В доме было много телефонов и две линии подключения — для личного и для служебного пользования. В зале была главная точка подключения линии личного пользования, которая обслуживала еще четыре параллельные точки. Одна была в спальне Роберта, другая в моей комнате, потом еще одна в кухне и, наконец, в моем Ателье. К служебной линии был подключен только один аппарат — телефон на письменном столе Роберта. Он был оснащен автоответчиком, который Роберт включал всякий раз, выходя из комнаты.
При закрытой двери, когда звонил этот телефон, не было почти ничего слышно, если только не проходить непосредственно перед дверью в этот момент. Уже поэтому то, что утверждала Изабель, было абсолютно невозможно. То, что она могла что-то слышать, находясь на втором этаже, было полностью исключено. В лучшем случае, Роберт обратил внимание на звонок, проходя через зал.
Она утверждала, что он прошел в кабинет и поднял трубку. Кто звонил, она якобы не знала, Роберт уехал без объяснений.

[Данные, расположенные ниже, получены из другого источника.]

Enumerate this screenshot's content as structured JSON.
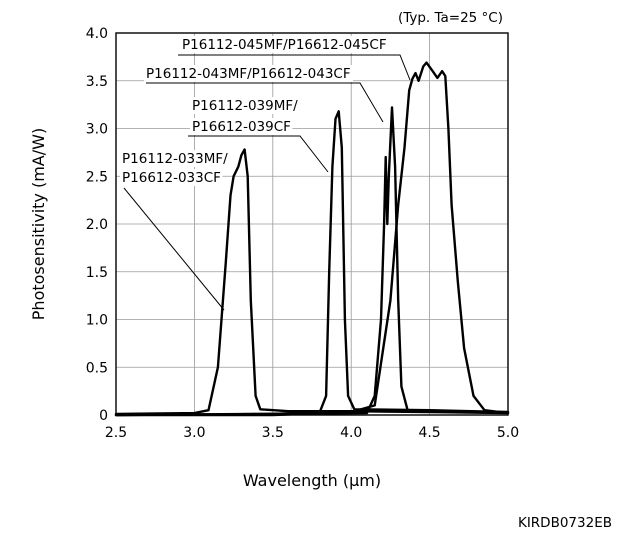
{
  "chart_data": {
    "type": "line",
    "condition_note": "(Typ. Ta=25 °C)",
    "xlabel": "Wavelength (µm)",
    "ylabel": "Photosensitivity (mA/W)",
    "figure_code": "KIRDB0732EB",
    "xlim": [
      2.5,
      5.0
    ],
    "ylim": [
      0,
      4.0
    ],
    "x_ticks": [
      "2.5",
      "3.0",
      "3.5",
      "4.0",
      "4.5",
      "5.0"
    ],
    "y_ticks": [
      "0",
      "0.5",
      "1.0",
      "1.5",
      "2.0",
      "2.5",
      "3.0",
      "3.5",
      "4.0"
    ],
    "grid": true,
    "series": [
      {
        "name": "P16112-033MF/P16612-033CF",
        "label_lines": [
          "P16112-033MF/",
          "P16612-033CF"
        ],
        "points": [
          [
            2.5,
            0.01
          ],
          [
            3.0,
            0.02
          ],
          [
            3.09,
            0.05
          ],
          [
            3.15,
            0.5
          ],
          [
            3.2,
            1.6
          ],
          [
            3.23,
            2.3
          ],
          [
            3.25,
            2.5
          ],
          [
            3.28,
            2.6
          ],
          [
            3.3,
            2.72
          ],
          [
            3.32,
            2.78
          ],
          [
            3.34,
            2.5
          ],
          [
            3.36,
            1.2
          ],
          [
            3.39,
            0.2
          ],
          [
            3.42,
            0.06
          ],
          [
            3.6,
            0.04
          ],
          [
            4.0,
            0.04
          ],
          [
            4.5,
            0.03
          ],
          [
            5.0,
            0.02
          ]
        ]
      },
      {
        "name": "P16112-039MF/P16612-039CF",
        "label_lines": [
          "P16112-039MF/",
          "P16612-039CF"
        ],
        "points": [
          [
            2.5,
            0.0
          ],
          [
            3.5,
            0.01
          ],
          [
            3.8,
            0.03
          ],
          [
            3.84,
            0.2
          ],
          [
            3.86,
            1.5
          ],
          [
            3.88,
            2.6
          ],
          [
            3.9,
            3.1
          ],
          [
            3.92,
            3.18
          ],
          [
            3.94,
            2.8
          ],
          [
            3.96,
            1.0
          ],
          [
            3.98,
            0.2
          ],
          [
            4.02,
            0.06
          ],
          [
            4.5,
            0.05
          ],
          [
            5.0,
            0.03
          ]
        ]
      },
      {
        "name": "P16112-043MF/P16612-043CF",
        "label_lines": [
          "P16112-043MF/P16612-043CF"
        ],
        "points": [
          [
            2.5,
            0.0
          ],
          [
            4.1,
            0.02
          ],
          [
            4.15,
            0.2
          ],
          [
            4.19,
            1.0
          ],
          [
            4.21,
            2.0
          ],
          [
            4.22,
            2.7
          ],
          [
            4.23,
            2.0
          ],
          [
            4.24,
            2.5
          ],
          [
            4.26,
            3.22
          ],
          [
            4.28,
            2.6
          ],
          [
            4.3,
            1.2
          ],
          [
            4.32,
            0.3
          ],
          [
            4.36,
            0.05
          ],
          [
            4.6,
            0.04
          ],
          [
            5.0,
            0.03
          ]
        ]
      },
      {
        "name": "P16112-045MF/P16612-045CF",
        "label_lines": [
          "P16112-045MF/P16612-045CF"
        ],
        "points": [
          [
            2.5,
            0.0
          ],
          [
            3.5,
            0.0
          ],
          [
            4.0,
            0.03
          ],
          [
            4.15,
            0.1
          ],
          [
            4.25,
            1.2
          ],
          [
            4.3,
            2.2
          ],
          [
            4.34,
            2.8
          ],
          [
            4.37,
            3.4
          ],
          [
            4.39,
            3.52
          ],
          [
            4.41,
            3.58
          ],
          [
            4.43,
            3.5
          ],
          [
            4.46,
            3.65
          ],
          [
            4.48,
            3.69
          ],
          [
            4.52,
            3.6
          ],
          [
            4.55,
            3.53
          ],
          [
            4.58,
            3.6
          ],
          [
            4.6,
            3.55
          ],
          [
            4.62,
            3.0
          ],
          [
            4.64,
            2.2
          ],
          [
            4.68,
            1.4
          ],
          [
            4.72,
            0.7
          ],
          [
            4.78,
            0.2
          ],
          [
            4.85,
            0.05
          ],
          [
            5.0,
            0.02
          ]
        ]
      }
    ]
  }
}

Волберт находил это необычным, он хотел знать, часто ли такое случалось, что Роберта вызывали ночью из дома, и на следующее утро он еще не возвращался.
«То, чтобы утром его еще не было, никогда до сих пор не происходило», — сказала Изабель. «Я думала, это связано со вторым звонком, что это должно быть с делами связано, а о делах мой муж со мной не говорил. Что касается первого звонка — да, такое часто случалось, и Роберт сразу же уезжал. Куда, он не говорил, но этого и не требовалось».
На последней фразе она немного повысила голос и, чтобы это еще подчеркнуть, бросила на меня взгляд, из чего Волберт, если хотел, мог делать свои заключения.
Мне было так плохо. Было так утомительно все это переваривать и собирать мысли в кучу. Это был акт по испытанию нервов на прочность. Они были натянуты до последнего предела, и струна вот-вот должна была лопнуть, но каким то образом мне удалось сохранить равновесие.
Первый звонок я взяла на себя. Я объяснила, что провела вчерашний вечер в «Сезанне» — нужно было обсудить кое-что с управляющим. Это было правдоподобно, они всегда могли проверить, что бар наполовину принадлежал нам. Я сказала также, что это я попросила управляющего позвонить моему брату, чтобы получить его одобрение в одном небольшом вопросе по изменению в составе персонала. И поскольку я чувствовала себя не совсем хорошо, Роберт предложил, что он сам быстренько подъедет и заодно отвезет меня домой.
Все остальное полиции не касалось. С кем я ложилась в постель, было моим личным делом, об этом даже Роберт ничего не знал. А на Сержа я могла положиться, он бы ни за что не признался, что все в жизни имеет свою цену.
Молочный мальчик не спускал с меня глаз, но всякий раз, как я пыталась поймать его взгляд, он смотрел в пол, как будто стыдился. Волберт был дружелюбный, чуткий, но, в то же время, напористый. Он констатировал, что вопрос о персонале не обязательно должен решаться ночью, даже если речь идет о персонале ночного клуба, так что, вероятно, у меня была другая причина побеспокоить моего брата вместо того, чтобы вызвать такси.